Du service de proximité, souvent gratuit
" Cela permet de fidéliser et de développer la clientèle ", insiste-t-il en rappelant également l'action de l'entreprise en matière d'analyses fourragères, sur lesquelles le négoce ne prend pas de marge. Derrière ces analyses, le TC fait son bilan fourrager, ce qui lui permet d'apporter un conseil pour ajuster la ration et de proposer de l'aliment. " Cette année, avec la sécheresse printanière, le bilan fourrager va être plus complexe, poursuit-il. On va sûrement faire beaucoup d'analyses fourragères, car il y a pas mal de produits de substitution dans les exploitations et les agriculteurs ne connaissent pas trop les valeurs nutritionnelles. " La preuve est que Sorodiab a vendu au printemps une dizaine de tonnes de semences de cultures dérobées (sorgho, moha) alors que ce marché est quasiment inexistant habituellement.
" Dans des zones de polyculture-élevage, on fait la différence avec le service, l'écoute régulière, la souplesse, la proximité et la réactivité ", résume Sylvain Lassaigne. Pour ce technico-commercial, il s'agit du point fort de cette entreprise familiale de dix salariés, où l'agriculteur a toujours affaire à une même personne, les trois TC étant sur trois secteurs géographiques différents, et où " l'on peut établir une autre relation que dans une grosse structure ". " Pas plus tard qu'hier, un client nous a appelés, relate Yves Tamin, souhaitant illustrer la réactivité de l'entreprise. Il comptait réimplanter une prairie et avait besoin de carbonates pour le lendemain. On s'est arrangé pour réaménager la tournée et lui livrer l'engrais. C'est l'avantage d'être monosite. " " Si on s'arrange pour le dépanner, le client s'en souvient, poursuit-il.
D'autant qu'ici, la plupart des agriculteurs demandent à être livrés, et on a la logistique pour. " Dans le même ordre d'idées, l'usine Evialis est basée seulement à six kilomètres de là, à Saint-Martin-d'Estréaux.
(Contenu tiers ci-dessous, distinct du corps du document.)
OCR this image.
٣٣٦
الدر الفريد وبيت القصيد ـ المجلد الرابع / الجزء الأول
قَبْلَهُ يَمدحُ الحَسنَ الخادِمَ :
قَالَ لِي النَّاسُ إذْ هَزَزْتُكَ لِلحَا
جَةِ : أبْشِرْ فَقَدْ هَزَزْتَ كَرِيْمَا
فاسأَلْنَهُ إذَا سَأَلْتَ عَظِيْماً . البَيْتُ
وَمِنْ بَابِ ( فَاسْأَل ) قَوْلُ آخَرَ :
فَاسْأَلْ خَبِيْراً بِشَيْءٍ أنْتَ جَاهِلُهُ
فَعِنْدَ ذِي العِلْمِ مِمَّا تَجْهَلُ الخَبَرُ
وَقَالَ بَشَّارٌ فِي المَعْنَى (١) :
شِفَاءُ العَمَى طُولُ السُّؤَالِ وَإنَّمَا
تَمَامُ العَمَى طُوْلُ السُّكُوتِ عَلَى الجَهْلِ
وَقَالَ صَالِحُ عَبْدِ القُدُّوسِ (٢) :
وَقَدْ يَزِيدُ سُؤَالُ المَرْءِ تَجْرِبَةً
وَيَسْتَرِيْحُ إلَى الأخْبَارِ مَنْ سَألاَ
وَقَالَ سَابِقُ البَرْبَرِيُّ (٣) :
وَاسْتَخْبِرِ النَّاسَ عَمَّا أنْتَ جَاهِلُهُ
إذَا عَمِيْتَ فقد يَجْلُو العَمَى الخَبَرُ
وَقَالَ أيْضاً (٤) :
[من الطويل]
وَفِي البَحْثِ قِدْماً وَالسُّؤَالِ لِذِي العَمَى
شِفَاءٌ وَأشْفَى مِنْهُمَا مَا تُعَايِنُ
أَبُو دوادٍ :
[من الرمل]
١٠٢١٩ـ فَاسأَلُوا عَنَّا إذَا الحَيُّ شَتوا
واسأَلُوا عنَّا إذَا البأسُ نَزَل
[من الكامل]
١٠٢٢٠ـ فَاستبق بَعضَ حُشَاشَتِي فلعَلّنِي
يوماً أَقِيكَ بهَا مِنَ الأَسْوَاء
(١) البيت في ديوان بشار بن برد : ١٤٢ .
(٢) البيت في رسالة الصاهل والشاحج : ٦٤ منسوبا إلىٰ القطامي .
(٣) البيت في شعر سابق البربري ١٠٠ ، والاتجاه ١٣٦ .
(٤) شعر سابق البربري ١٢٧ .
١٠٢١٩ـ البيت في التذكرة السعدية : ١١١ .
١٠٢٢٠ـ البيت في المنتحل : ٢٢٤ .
Certiphyto, le chantier de 2012
Cherchant à structurer ses achats, Sorodiab s'est rapprochée d'Alliance Appro (une trentaine de sociétaires) dès la création de ce réseau en 2001. " Je suis indépendant au niveau du capital, mais au niveau du métier, je considère que l'échange permet d'avancer et que je ne peux pas rester seul ", dit-il, même s'il fait la distinction entre réseaux économique et professionnel. C'est d'ailleurs pourquoi Yves Tamin a oeuvré pour la constitution du Négoce Centre Est, créé en début d'année, dont il est aujourd'hui trésorier. Il est également membre élu de la chambre de commerce et d'industrie du Roannais, où il s'occupe particulièrement de défendre les territoires ruraux. De quoi être armé pour les vingt prochaines années.
En attendant, " la prochaine étape à franchir, c'est l'agrément distributeur ". Pas question pour autant d'abandonner les phytos, de peur de perdre pied dans les exploitations. Mais " il va falloir mettre tout ça en musique, au même titre qu'une grande structure, et transformer la contrainte en opportunité. Cela permettra peut-être d'avancer au niveau des conditions de travail ". Depuis octobre, une commission interne de cinq personnes représentant chaque métier se réunit mensuellement dans le but de décrocher les certifications individuelles et d'entreprise. Côté agriculteurs, une dizaine de sessions Certiphyto ont été organisées par le biais d'Asfona avec, à la clé, la formation de près de cent cinquante agriculteurs.